Note 200: Romipedes. Pélerins de Rome.

Pour ceste chose se départirent de luy et de son hommage pluseurs princes et pluseurs prélas, comme le Lendegrave de Thuringe, le duc d'Osteriche, le roy de Boesme, l'archevesque de Trèves, l'évesque de Mayence, et maint autre prince séculier et maint autre prélat. Après ces choses, en l'an de l'Incarnacion mil deux cens et onze, les barons d'Alemaigne et de l'empire esleurent Federic l'enfant de Puille, fils l'empereur Henry, par le conseil le roy Phelippe. Après requistrent à l'apostole que il confermast leur élection; et jasoit ce qu'il fust lié de ceste chose, il couvroit son courage de aucunes simulacions. Car l'églyse de Rome a tousjours de coustume que elle fait ses actions meuréement né ne s'accorde point légièrement à nouvelletés sans grans pourpens et sans grans délibération; et meismement pour ce que elle n'aimoit point la lignié dont il estoit descendu. Quant les barons orent l'assent l'apostole, il mandèrent Federic, à Rome vint par navie; le pape et les Romains le receurent à grant honneur; et quant il eut fait le serement à l'églyse, si comme il dut, et il fu couronné, il vint à Genes sur mer; là fu receu à moult grant honneur.

Quant il se fu de Genes parti, il chevaucha parmi Lombardie par le conduit et par l'aide le marchis de Montferrant qui avoit nom Boniface et par l'aide de ceux de Cremonne et de Pavie, et presque de toutes les cités de Lombardie. En telle manière trespassa les mons, et entra en Allemaingne et vint en la cité de Constance. Et digne chose est de mémoire que ceux qui tendent à gréver saincte églyse sont en pou de heure dejectés et soubmis; car Othon devoit venir en celle cité à celle meisme journée que Federic y arriva, qui bien avoit avec luy soixante mille chevaliers; si[201] avoit envoié jà avant ses queux et une partie de sa gent; jà avoit apperceu l'advènement l'empereur Federic; et pour ce le suivoit à deux cens chevaliers: si estoit jà à six mille de la cité. A ce point que l'empereur fu dedens receus, les portes de la ville fermèrent et boutèrent arrière Othon et les siens villainement et honteusement: et sé l'empereur Federic eust plus demouré l'espace de trois heures, Othon luy eust si le passage estoupé que il n'eust eu povoir d'entrer en Alemaingne.

Note 201: Si avoit. Othon.

Othon qui ainsi se vist hors clos de la cité de Constance s'en retourna droit à la ville de Brisac; mais les citoyens le boutèrent hors villainement comme ceux de Constances avoient fait, pour les forces et les outrages que luy et ses Thiois leur avoient devant fais: car il prenoient à force leur femmes et leur filles. Mais l'empereur Federic fu receu à joie et à honneur d'eux et de tous ceux de l'empire.

III.

ANNEE 1211.

Coment Federic fu esleu. Coment Crestiens orent victoire en Espaigne contre les Sarrasins y et coment le conte Regnaut de Bouloingne fu meslé au roy.

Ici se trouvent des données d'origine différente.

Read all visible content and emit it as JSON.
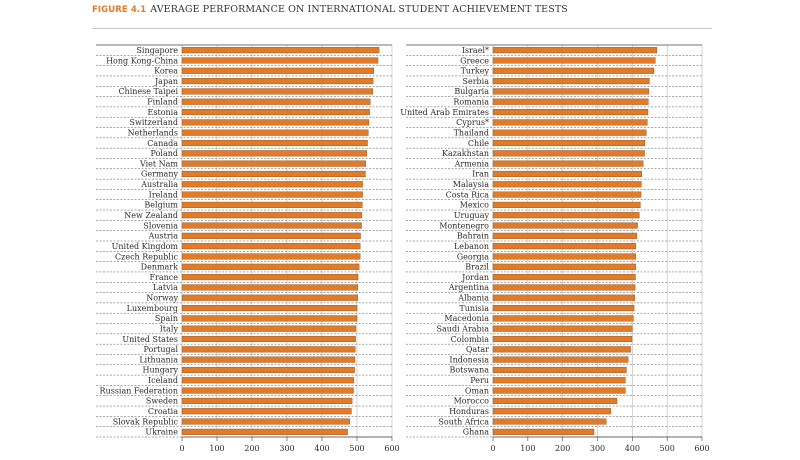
{
  "figure": {
    "number": "FIGURE 4.1",
    "title": "AVERAGE PERFORMANCE ON INTERNATIONAL STUDENT ACHIEVEMENT TESTS"
  },
  "colors": {
    "bar": "#e07b2a",
    "bar_stroke": "#8a4a15",
    "grid": "#b8b8b8",
    "axis": "#444444"
  },
  "chart_data": [
    {
      "type": "bar",
      "orientation": "horizontal",
      "xlim": [
        0,
        600
      ],
      "xticks": [
        0,
        100,
        200,
        300,
        400,
        500,
        600
      ],
      "categories": [
        "Singapore",
        "Hong Kong-China",
        "Korea",
        "Japan",
        "Chinese Taipei",
        "Finland",
        "Estonia",
        "Switzerland",
        "Netherlands",
        "Canada",
        "Poland",
        "Viet Nam",
        "Germany",
        "Australia",
        "Ireland",
        "Belgium",
        "New Zealand",
        "Slovenia",
        "Austria",
        "United Kingdom",
        "Czech Republic",
        "Denmark",
        "France",
        "Latvia",
        "Norway",
        "Luxembourg",
        "Spain",
        "Italy",
        "United States",
        "Portugal",
        "Lithuania",
        "Hungary",
        "Iceland",
        "Russian Federation",
        "Sweden",
        "Croatia",
        "Slovak Republic",
        "Ukraine"
      ],
      "values": [
        563,
        560,
        548,
        546,
        545,
        538,
        536,
        534,
        532,
        530,
        528,
        525,
        524,
        516,
        516,
        515,
        514,
        513,
        510,
        509,
        509,
        506,
        503,
        502,
        502,
        500,
        500,
        497,
        496,
        495,
        494,
        493,
        491,
        490,
        486,
        484,
        479,
        473
      ]
    },
    {
      "type": "bar",
      "orientation": "horizontal",
      "xlim": [
        0,
        600
      ],
      "xticks": [
        0,
        100,
        200,
        300,
        400,
        500,
        600
      ],
      "categories": [
        "Israel*",
        "Greece",
        "Turkey",
        "Serbia",
        "Bulgaria",
        "Romania",
        "United Arab Emirates",
        "Cyprus*",
        "Thailand",
        "Chile",
        "Kazakhstan",
        "Armenia",
        "Iran",
        "Malaysia",
        "Costa Rica",
        "Mexico",
        "Uruguay",
        "Montenegro",
        "Bahrain",
        "Lebanon",
        "Georgia",
        "Brazil",
        "Jordan",
        "Argentina",
        "Albania",
        "Tunisia",
        "Macedonia",
        "Saudi Arabia",
        "Colombia",
        "Qatar",
        "Indonesia",
        "Botswana",
        "Peru",
        "Oman",
        "Morocco",
        "Honduras",
        "South Africa",
        "Ghana"
      ],
      "values": [
        470,
        466,
        462,
        449,
        447,
        446,
        445,
        443,
        440,
        436,
        435,
        431,
        427,
        426,
        425,
        423,
        420,
        415,
        413,
        410,
        410,
        410,
        409,
        408,
        407,
        405,
        403,
        400,
        399,
        395,
        388,
        383,
        380,
        380,
        356,
        338,
        325,
        290
      ]
    }
  ]
}
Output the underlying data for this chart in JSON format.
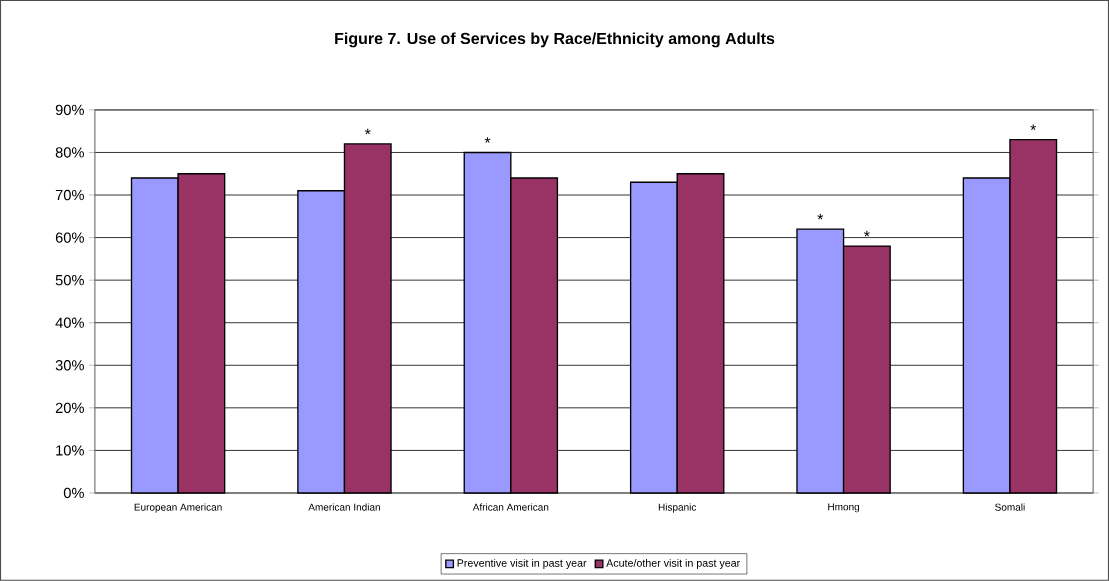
{
  "chart_data": {
    "type": "bar",
    "title": "Figure 7. Use of Services by Race/Ethnicity among Adults",
    "categories": [
      "European American",
      "American Indian",
      "African American",
      "Hispanic",
      "Hmong",
      "Somali"
    ],
    "series": [
      {
        "name": "Preventive visit in past year",
        "color": "#9999ff",
        "values": [
          74,
          71,
          80,
          73,
          62,
          74
        ],
        "value_labels": [
          null,
          null,
          "*",
          null,
          "*",
          null
        ]
      },
      {
        "name": "Acute/other visit in past year",
        "color": "#993366",
        "values": [
          75,
          82,
          74,
          75,
          58,
          83
        ],
        "value_labels": [
          null,
          "*",
          null,
          null,
          "*",
          "*"
        ]
      }
    ],
    "ylim": [
      0,
      90
    ],
    "yticks": [
      {
        "value": 0,
        "label": "0%"
      },
      {
        "value": 10,
        "label": "10%"
      },
      {
        "value": 20,
        "label": "20%"
      },
      {
        "value": 30,
        "label": "30%"
      },
      {
        "value": 40,
        "label": "40%"
      },
      {
        "value": 50,
        "label": "50%"
      },
      {
        "value": 60,
        "label": "60%"
      },
      {
        "value": 70,
        "label": "70%"
      },
      {
        "value": 80,
        "label": "80%"
      },
      {
        "value": 90,
        "label": "90%"
      }
    ],
    "grid": "y",
    "legend": "bottom"
  }
}
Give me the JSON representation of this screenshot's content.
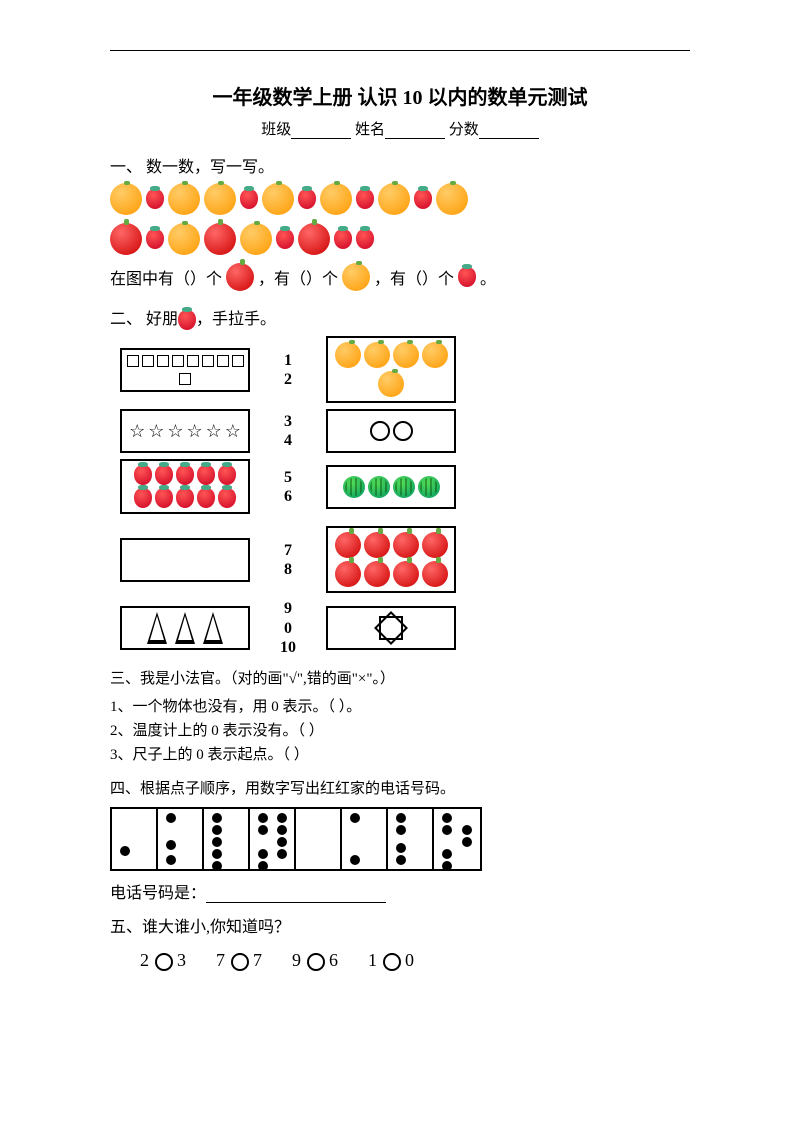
{
  "title": "一年级数学上册 认识 10 以内的数单元测试",
  "info": {
    "class_label": "班级",
    "name_label": "姓名",
    "score_label": "分数"
  },
  "q1": {
    "heading": "一、 数一数，写一写。",
    "row1": [
      "orange",
      "strawberry",
      "orange",
      "orange",
      "strawberry",
      "orange",
      "strawberry",
      "orange",
      "strawberry",
      "orange",
      "strawberry",
      "orange"
    ],
    "row2": [
      "apple",
      "strawberry",
      "orange",
      "apple",
      "orange",
      "strawberry",
      "apple",
      "strawberry",
      "strawberry"
    ],
    "sentence_parts": [
      "在图中有（）个",
      "，有（）个",
      "，有（）个",
      "。"
    ],
    "icons": [
      "apple",
      "orange",
      "strawberry"
    ]
  },
  "q2": {
    "heading": "二、 好朋  ，手拉手。",
    "left_boxes": [
      {
        "type": "squares",
        "count": 9
      },
      {
        "type": "stars",
        "count": 6
      },
      {
        "type": "strawberries",
        "count": 10
      },
      {
        "type": "empty",
        "count": 0
      },
      {
        "type": "triangles",
        "count": 3
      }
    ],
    "numbers_top": [
      "1",
      "2",
      "3",
      "4",
      "5",
      "6"
    ],
    "numbers_bot": [
      "7",
      "8",
      "9",
      "0",
      "10"
    ],
    "right_boxes": [
      {
        "type": "oranges",
        "count": 5
      },
      {
        "type": "circles",
        "count": 2
      },
      {
        "type": "watermelons",
        "count": 4
      },
      {
        "type": "apples",
        "count": 8
      },
      {
        "type": "octagram",
        "count": 1
      }
    ],
    "colors": {
      "orange": "#ff9900",
      "apple": "#cc0000",
      "strawberry": "#cc0022",
      "watermelon": "#096600"
    }
  },
  "q3": {
    "heading": "三、我是小法官。（对的画\"√\",错的画\"×\"。）",
    "items": [
      "1、一个物体也没有，用 0 表示。（ ）。",
      "2、温度计上的 0 表示没有。（ ）",
      "3、尺子上的 0 表示起点。（ ）"
    ]
  },
  "q4": {
    "heading": "四、根据点子顺序，用数字写出红红家的电话号码。",
    "dominoes": [
      1,
      3,
      5,
      8,
      0,
      2,
      4,
      6
    ],
    "answer_label": "电话号码是："
  },
  "q5": {
    "heading": "五、谁大谁小,你知道吗？",
    "pairs": [
      [
        "2",
        "3"
      ],
      [
        "7",
        "7"
      ],
      [
        "9",
        "6"
      ],
      [
        "1",
        "0"
      ]
    ]
  }
}
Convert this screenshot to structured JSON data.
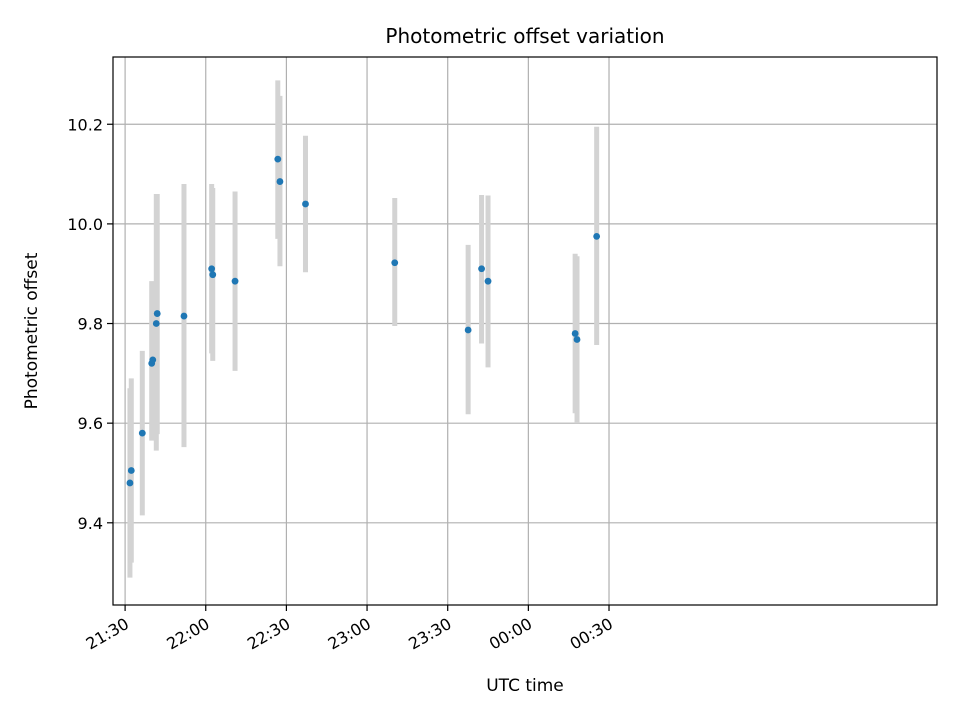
{
  "chart_data": {
    "type": "scatter",
    "title": "Photometric offset variation",
    "xlabel": "UTC time",
    "ylabel": "Photometric offset",
    "x_unit": "minutes after 21:30 UTC",
    "xlim": [
      -4.5,
      302
    ],
    "ylim": [
      9.235,
      10.335
    ],
    "grid": true,
    "x_ticks": [
      {
        "value": 0,
        "label": "21:30"
      },
      {
        "value": 30,
        "label": "22:00"
      },
      {
        "value": 60,
        "label": "22:30"
      },
      {
        "value": 90,
        "label": "23:00"
      },
      {
        "value": 120,
        "label": "23:30"
      },
      {
        "value": 150,
        "label": "00:00"
      },
      {
        "value": 180,
        "label": "00:30"
      }
    ],
    "y_ticks": [
      {
        "value": 9.4,
        "label": "9.4"
      },
      {
        "value": 9.6,
        "label": "9.6"
      },
      {
        "value": 9.8,
        "label": "9.8"
      },
      {
        "value": 10.0,
        "label": "10.0"
      },
      {
        "value": 10.2,
        "label": "10.2"
      }
    ],
    "marker_color": "#1f77b4",
    "errorbar_color": "#d3d3d3",
    "points": [
      {
        "x": 1.8,
        "y": 9.48,
        "lo": 9.29,
        "hi": 9.67
      },
      {
        "x": 2.3,
        "y": 9.505,
        "lo": 9.32,
        "hi": 9.69
      },
      {
        "x": 6.4,
        "y": 9.58,
        "lo": 9.415,
        "hi": 9.745
      },
      {
        "x": 9.9,
        "y": 9.72,
        "lo": 9.565,
        "hi": 9.885
      },
      {
        "x": 10.3,
        "y": 9.727,
        "lo": 9.58,
        "hi": 9.878
      },
      {
        "x": 11.6,
        "y": 9.8,
        "lo": 9.545,
        "hi": 10.06
      },
      {
        "x": 11.95,
        "y": 9.82,
        "lo": 9.578,
        "hi": 10.06
      },
      {
        "x": 21.9,
        "y": 9.815,
        "lo": 9.552,
        "hi": 10.08
      },
      {
        "x": 32.2,
        "y": 9.91,
        "lo": 9.74,
        "hi": 10.08
      },
      {
        "x": 32.6,
        "y": 9.898,
        "lo": 9.725,
        "hi": 10.072
      },
      {
        "x": 40.9,
        "y": 9.885,
        "lo": 9.705,
        "hi": 10.065
      },
      {
        "x": 56.8,
        "y": 10.13,
        "lo": 9.97,
        "hi": 10.288
      },
      {
        "x": 57.6,
        "y": 10.085,
        "lo": 9.915,
        "hi": 10.257
      },
      {
        "x": 67.1,
        "y": 10.04,
        "lo": 9.903,
        "hi": 10.177
      },
      {
        "x": 100.3,
        "y": 9.922,
        "lo": 9.795,
        "hi": 10.052
      },
      {
        "x": 127.6,
        "y": 9.787,
        "lo": 9.618,
        "hi": 9.958
      },
      {
        "x": 132.6,
        "y": 9.91,
        "lo": 9.76,
        "hi": 10.058
      },
      {
        "x": 135.0,
        "y": 9.885,
        "lo": 9.712,
        "hi": 10.057
      },
      {
        "x": 167.4,
        "y": 9.78,
        "lo": 9.62,
        "hi": 9.94
      },
      {
        "x": 168.1,
        "y": 9.768,
        "lo": 9.6,
        "hi": 9.935
      },
      {
        "x": 175.4,
        "y": 9.975,
        "lo": 9.757,
        "hi": 10.195
      }
    ]
  }
}
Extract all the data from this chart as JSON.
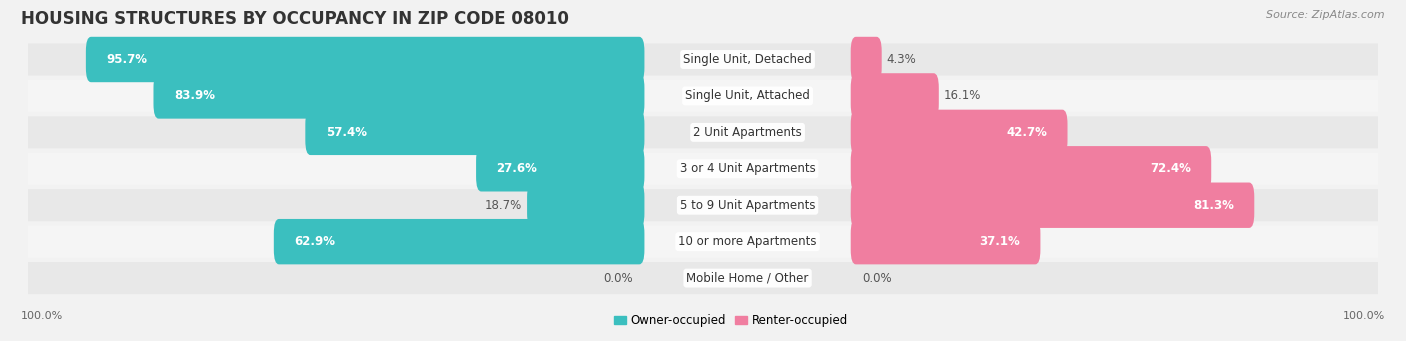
{
  "title": "HOUSING STRUCTURES BY OCCUPANCY IN ZIP CODE 08010",
  "source": "Source: ZipAtlas.com",
  "categories": [
    "Single Unit, Detached",
    "Single Unit, Attached",
    "2 Unit Apartments",
    "3 or 4 Unit Apartments",
    "5 to 9 Unit Apartments",
    "10 or more Apartments",
    "Mobile Home / Other"
  ],
  "owner_pct": [
    95.7,
    83.9,
    57.4,
    27.6,
    18.7,
    62.9,
    0.0
  ],
  "renter_pct": [
    4.3,
    16.1,
    42.7,
    72.4,
    81.3,
    37.1,
    0.0
  ],
  "owner_color": "#3BBFBF",
  "renter_color": "#F07EA0",
  "bg_color": "#f2f2f2",
  "row_bg_even": "#e8e8e8",
  "row_bg_odd": "#f5f5f5",
  "title_fontsize": 12,
  "label_fontsize": 8.5,
  "source_fontsize": 8,
  "bar_label_fontsize": 8.5
}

En ce temps meisme fu pris un parlement de celluy empereur et du roy de France à Valcouleur qui siet en la marche du royaume et de l'empire. Là fu présent l'évesque de Mès; mais le roy Phelippe n'y fu point présent; mais eut en conseil qu'il y envoiast monseigneur Luys son fils et grant partie du barnage de France, pour renouveler les aliances selon la coustume des roys et des empereurs.

En celle année fist le roy Phelippe clore de murs la cité de Paris en la partie devers midi[202] jusques à l'eaue de Saine, si largement que il encenist, dedens la closture des murs, les champs et les vignes; puis commanda que on fist maisons et habitations partout[203] et que on les louast aux gens pour manoir, si que toute la cité semblast plaine jusques aux murs. Les autres cités et les autres chastiaux rufist-il aussi ceindre et renforcier de grans tours bien deffensables; et jasoit ce qu'il peust par droit faire tours, murs, et fossés en autrui tresfont[204] pour le commun proffit du royaume, il rendi et fist recompensacion loyal de son propre à tous ceux de qui il prenoit les tresfons et les terres, pour ses cités et pour ses chastiaux renforcier. Si eut plus chier à tenir droit et loyauté que aucuns us, selon droit, par quoy il peust autrui grever.